Assume WLOG the pizza is to the right at distance $d$ . We finally find the pizza in some round $k$ where:

$k$ is even (it’s a right-direction round), and
$2^k \ge d$ (we walk far enough this time to reach the pizza), but
$2^{k-2} < d$ (the previous right-direction round didn’t go far enough)

The adversary picks $d$ to make us as inefficient as possible. The worst $d$ is just barely larger than $2^{k-2}$ — if it were any smaller, we would’ve already found the pizza in round $k - 2$ and not paid for rounds $k-1$ and $k$ .

Computing total cost

The algorithm’s total walking distance breaks into two parts:

Rounds $0$ through $k - 1$ : each round is a complete round-trip of length $2 \cdot 2^i$ (walk out, walk back). Summing the geometric series:
$\sum_{i=0}^{k-1} 2 \cdot 2^i = 2 \cdot \frac{2^k - 1}{2 - 1} = 2^{k+1} - 2$
Round $k$ : we walk distance $d$ in the right direction and stop when we hit the pizza (no return needed). This contributes $d$ .

So the total cost is:

\text{cost}(\text{ALG}) = (2^{k+1} - 2) + d

Taking the ratio

The competitive ratio is:

\frac{\text{cost}(\text{ALG})}{\text{OPT}} = \frac{(2^{k+1} - 2) + d}{d}

Adversary’s worst-case choice: $d \to 2^{k-2}$ (just barely past the previous right-direction walk, so we’re forced through rounds $k-1$ and $k$ ). Substituting:

\frac{\text{cost}(\text{ALG})}{\text{OPT}} \to \frac{2^{k+1} - 2 + 2^{k-2}}{2^{k-2}} = \frac{2^{k+1}}{2^{k-2}} - \frac{2}{2^{k-2}} + 1 = 8 - 2^{3-k} + 1 = 9 - 2^{3-k}

As $k$ grows (i.e., for far-away pizza shops), the $2^{3-k}$ correction vanishes and the ratio approaches:

\boxed{\lim_{k \to \infty} \frac{\text{cost}(\text{ALG})}{\text{OPT}} = 9}

So the doubling strategy is $9$ -competitive:

\text{cost}(\text{ALG}) \leq 9 \cdot \text{OPT}

Main Idea

The important lesson is that even without knowing where the target is, the online algorithm can still stay within a constant factor of the optimal offline solution by expanding its search exponentially.

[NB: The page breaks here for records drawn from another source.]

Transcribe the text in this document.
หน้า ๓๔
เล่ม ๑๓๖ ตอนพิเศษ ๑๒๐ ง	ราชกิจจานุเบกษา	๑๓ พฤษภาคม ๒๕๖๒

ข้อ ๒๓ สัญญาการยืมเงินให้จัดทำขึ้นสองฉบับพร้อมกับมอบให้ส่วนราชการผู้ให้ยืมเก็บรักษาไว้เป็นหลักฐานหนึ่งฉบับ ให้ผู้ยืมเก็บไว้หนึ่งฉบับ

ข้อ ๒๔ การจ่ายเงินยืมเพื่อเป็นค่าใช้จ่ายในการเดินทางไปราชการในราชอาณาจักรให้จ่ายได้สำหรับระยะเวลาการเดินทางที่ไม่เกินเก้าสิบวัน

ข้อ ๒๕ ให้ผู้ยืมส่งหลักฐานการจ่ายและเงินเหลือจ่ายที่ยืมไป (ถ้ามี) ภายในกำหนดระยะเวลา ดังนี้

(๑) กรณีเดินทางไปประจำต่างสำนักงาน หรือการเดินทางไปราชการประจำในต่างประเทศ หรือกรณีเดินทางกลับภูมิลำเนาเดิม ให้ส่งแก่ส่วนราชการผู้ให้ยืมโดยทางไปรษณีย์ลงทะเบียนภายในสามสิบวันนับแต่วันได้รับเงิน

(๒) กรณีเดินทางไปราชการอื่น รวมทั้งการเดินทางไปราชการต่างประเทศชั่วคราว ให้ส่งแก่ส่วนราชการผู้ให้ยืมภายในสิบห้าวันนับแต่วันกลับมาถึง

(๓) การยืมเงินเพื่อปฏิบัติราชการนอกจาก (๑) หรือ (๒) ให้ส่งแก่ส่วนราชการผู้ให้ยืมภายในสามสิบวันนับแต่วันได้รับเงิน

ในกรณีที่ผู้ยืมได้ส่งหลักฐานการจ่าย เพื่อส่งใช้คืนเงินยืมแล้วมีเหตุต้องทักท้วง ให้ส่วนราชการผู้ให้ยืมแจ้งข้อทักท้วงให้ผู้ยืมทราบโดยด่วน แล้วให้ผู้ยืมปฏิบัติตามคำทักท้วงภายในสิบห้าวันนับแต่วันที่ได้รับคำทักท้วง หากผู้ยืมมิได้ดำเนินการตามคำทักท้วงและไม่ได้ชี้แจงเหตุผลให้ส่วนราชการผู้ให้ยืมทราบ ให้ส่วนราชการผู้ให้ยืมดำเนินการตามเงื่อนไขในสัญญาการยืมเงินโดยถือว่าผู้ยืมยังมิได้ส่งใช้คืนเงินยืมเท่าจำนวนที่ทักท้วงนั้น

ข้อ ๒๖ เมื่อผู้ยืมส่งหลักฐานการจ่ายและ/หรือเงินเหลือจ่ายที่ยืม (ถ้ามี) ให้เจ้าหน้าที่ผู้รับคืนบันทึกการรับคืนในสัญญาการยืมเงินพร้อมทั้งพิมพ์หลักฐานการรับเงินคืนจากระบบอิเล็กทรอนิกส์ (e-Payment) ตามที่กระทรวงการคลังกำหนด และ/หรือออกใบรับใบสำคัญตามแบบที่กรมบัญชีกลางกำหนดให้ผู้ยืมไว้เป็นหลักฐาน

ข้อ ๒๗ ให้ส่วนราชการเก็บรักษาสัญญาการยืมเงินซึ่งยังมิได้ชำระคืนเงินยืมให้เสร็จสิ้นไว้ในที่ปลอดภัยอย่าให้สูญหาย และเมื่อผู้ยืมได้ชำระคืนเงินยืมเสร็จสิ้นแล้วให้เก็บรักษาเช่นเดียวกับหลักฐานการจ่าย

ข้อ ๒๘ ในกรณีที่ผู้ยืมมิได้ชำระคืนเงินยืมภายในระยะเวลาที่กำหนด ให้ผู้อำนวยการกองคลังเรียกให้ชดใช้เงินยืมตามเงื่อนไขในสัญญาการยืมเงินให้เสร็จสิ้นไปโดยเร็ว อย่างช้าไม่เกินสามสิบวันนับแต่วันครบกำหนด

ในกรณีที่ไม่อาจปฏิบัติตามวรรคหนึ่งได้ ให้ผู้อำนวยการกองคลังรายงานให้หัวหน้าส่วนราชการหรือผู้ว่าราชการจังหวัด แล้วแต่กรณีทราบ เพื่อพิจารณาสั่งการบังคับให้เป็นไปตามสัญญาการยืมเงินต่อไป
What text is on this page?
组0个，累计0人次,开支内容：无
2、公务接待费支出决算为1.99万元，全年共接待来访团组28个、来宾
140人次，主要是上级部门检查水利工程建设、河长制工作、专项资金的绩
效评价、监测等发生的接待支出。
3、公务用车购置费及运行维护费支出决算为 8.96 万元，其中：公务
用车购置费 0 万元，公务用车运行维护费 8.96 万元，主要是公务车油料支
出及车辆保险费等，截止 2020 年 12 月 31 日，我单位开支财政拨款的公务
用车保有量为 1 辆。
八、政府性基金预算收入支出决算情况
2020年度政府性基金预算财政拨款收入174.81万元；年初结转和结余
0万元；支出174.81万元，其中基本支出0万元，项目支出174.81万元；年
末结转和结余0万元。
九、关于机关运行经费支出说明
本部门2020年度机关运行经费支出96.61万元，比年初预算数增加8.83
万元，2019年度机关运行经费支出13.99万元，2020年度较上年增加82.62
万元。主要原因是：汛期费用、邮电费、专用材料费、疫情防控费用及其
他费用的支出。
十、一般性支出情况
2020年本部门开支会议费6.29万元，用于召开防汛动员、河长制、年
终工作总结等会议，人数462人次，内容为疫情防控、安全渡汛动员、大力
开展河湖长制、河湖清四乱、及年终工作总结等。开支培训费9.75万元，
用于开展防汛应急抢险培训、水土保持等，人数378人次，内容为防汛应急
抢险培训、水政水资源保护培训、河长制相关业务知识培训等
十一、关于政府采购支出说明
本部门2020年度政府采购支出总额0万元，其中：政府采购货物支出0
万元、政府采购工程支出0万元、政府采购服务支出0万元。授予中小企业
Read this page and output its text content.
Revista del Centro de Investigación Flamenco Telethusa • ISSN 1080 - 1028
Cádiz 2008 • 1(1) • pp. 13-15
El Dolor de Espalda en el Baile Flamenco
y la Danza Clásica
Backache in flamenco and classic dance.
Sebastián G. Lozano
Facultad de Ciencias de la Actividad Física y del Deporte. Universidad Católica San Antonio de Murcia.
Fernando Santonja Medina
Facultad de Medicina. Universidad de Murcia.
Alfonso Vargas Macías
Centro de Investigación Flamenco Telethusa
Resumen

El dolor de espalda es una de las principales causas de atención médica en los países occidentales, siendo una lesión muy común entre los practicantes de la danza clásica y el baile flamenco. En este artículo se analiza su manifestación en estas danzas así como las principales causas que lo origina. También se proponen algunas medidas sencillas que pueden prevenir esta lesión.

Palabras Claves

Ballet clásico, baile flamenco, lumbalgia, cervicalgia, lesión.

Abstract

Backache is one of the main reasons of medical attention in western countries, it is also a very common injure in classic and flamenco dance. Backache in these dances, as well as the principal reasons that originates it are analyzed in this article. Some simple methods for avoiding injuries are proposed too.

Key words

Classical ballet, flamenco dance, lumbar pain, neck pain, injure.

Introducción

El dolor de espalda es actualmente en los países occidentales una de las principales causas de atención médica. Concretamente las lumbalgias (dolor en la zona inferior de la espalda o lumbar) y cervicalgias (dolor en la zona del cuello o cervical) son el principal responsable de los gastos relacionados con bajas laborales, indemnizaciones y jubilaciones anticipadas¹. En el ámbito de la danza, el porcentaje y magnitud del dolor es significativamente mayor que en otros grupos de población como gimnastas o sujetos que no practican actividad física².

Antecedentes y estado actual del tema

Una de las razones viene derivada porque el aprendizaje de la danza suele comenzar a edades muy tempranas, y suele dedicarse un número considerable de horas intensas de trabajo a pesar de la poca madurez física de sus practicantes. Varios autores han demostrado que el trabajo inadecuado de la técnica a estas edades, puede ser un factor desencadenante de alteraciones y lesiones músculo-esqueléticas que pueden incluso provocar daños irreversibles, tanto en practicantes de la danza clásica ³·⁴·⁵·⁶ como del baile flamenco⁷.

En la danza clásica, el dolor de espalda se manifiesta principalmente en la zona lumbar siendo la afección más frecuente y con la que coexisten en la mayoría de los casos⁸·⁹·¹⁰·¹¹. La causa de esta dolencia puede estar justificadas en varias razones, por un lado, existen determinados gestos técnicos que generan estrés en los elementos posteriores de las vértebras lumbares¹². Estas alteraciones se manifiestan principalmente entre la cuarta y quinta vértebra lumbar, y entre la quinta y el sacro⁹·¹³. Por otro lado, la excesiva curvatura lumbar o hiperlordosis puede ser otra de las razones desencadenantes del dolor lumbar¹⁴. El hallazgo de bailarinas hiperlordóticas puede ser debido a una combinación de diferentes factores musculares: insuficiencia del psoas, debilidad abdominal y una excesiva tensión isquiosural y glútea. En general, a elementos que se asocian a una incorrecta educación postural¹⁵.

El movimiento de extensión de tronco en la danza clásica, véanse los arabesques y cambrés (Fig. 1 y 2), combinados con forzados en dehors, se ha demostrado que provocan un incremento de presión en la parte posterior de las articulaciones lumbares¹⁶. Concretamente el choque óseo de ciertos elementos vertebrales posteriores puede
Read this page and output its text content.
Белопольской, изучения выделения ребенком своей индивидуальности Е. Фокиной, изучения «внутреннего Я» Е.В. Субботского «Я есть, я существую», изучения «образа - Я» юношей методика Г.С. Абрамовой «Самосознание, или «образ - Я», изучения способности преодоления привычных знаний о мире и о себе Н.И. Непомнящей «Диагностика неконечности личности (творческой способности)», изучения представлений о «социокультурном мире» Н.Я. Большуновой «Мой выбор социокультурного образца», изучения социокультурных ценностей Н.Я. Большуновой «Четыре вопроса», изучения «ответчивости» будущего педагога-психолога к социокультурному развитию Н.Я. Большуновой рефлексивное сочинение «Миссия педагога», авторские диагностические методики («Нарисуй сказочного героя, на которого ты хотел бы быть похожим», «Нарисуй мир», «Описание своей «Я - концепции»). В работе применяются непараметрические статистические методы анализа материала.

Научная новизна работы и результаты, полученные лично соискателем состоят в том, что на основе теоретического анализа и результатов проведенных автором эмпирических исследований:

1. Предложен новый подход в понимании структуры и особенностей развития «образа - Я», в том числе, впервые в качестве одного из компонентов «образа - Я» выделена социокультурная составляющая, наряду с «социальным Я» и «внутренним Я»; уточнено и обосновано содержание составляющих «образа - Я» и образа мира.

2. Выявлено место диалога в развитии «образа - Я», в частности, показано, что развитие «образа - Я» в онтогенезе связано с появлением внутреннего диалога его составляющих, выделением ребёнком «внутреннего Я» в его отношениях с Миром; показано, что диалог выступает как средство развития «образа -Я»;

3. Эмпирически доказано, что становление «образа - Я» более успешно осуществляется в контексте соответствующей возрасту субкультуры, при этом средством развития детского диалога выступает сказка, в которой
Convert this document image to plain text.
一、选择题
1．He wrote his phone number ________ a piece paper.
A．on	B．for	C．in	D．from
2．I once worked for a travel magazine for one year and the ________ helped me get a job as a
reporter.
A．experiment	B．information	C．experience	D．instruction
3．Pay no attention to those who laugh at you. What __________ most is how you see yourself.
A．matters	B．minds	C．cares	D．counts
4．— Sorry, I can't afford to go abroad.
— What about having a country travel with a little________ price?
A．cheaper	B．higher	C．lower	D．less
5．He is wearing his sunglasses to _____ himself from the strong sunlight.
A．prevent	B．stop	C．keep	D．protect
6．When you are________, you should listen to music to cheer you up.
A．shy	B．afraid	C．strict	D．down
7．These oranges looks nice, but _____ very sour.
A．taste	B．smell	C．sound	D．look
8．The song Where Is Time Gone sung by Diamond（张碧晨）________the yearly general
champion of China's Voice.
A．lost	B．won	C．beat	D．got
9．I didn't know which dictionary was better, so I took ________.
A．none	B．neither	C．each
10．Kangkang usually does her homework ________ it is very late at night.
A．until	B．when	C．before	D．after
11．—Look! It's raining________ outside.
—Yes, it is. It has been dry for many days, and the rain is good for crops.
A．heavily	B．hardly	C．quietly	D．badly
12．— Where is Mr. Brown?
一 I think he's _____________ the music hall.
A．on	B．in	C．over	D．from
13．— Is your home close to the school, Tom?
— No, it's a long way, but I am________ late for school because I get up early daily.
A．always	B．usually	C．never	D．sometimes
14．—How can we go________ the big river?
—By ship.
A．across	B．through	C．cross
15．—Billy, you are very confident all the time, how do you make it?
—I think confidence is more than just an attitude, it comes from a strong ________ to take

This is why the doubling trick is useful in online algorithms: it prevents the algorithm from wasting too much time on small searches while still guaranteeing that the target will eventually be found.

Main Takeaways

The distinct elements problem asks us to estimate the number of unique items in a stream.
The idealized minimum-hash algorithm estimates $T$ using the smallest hash value, but it requires infinite precision.
The practical bit-based approach hashes elements to binary strings and tracks the largest least significant bit position.
Seeing many trailing zeros is rare, so it suggests that many distinct elements have appeared.
The basic estimator outputs $2^{P+1}$ .
The basic estimator gives a $32$ -approximation with probability at least $\frac{2}{3}$ .
Markov’s inequality is used to bound the probability of overestimating.
Chebyshev’s inequality is used to bound the probability of underestimating.
HyperLogLog improves the basic estimator by using multiple estimates and combining them.
Online algorithms make decisions without knowing the future.
Competitive analysis compares an online algorithm to the optimal offline algorithm.
The ski rental problem is a classic example, and the rent-then-buy strategy is $2$ -competitive.
The pizza finding problem is an online linear search problem, and the doubling strategy gives a $9$ -competitive algorithm.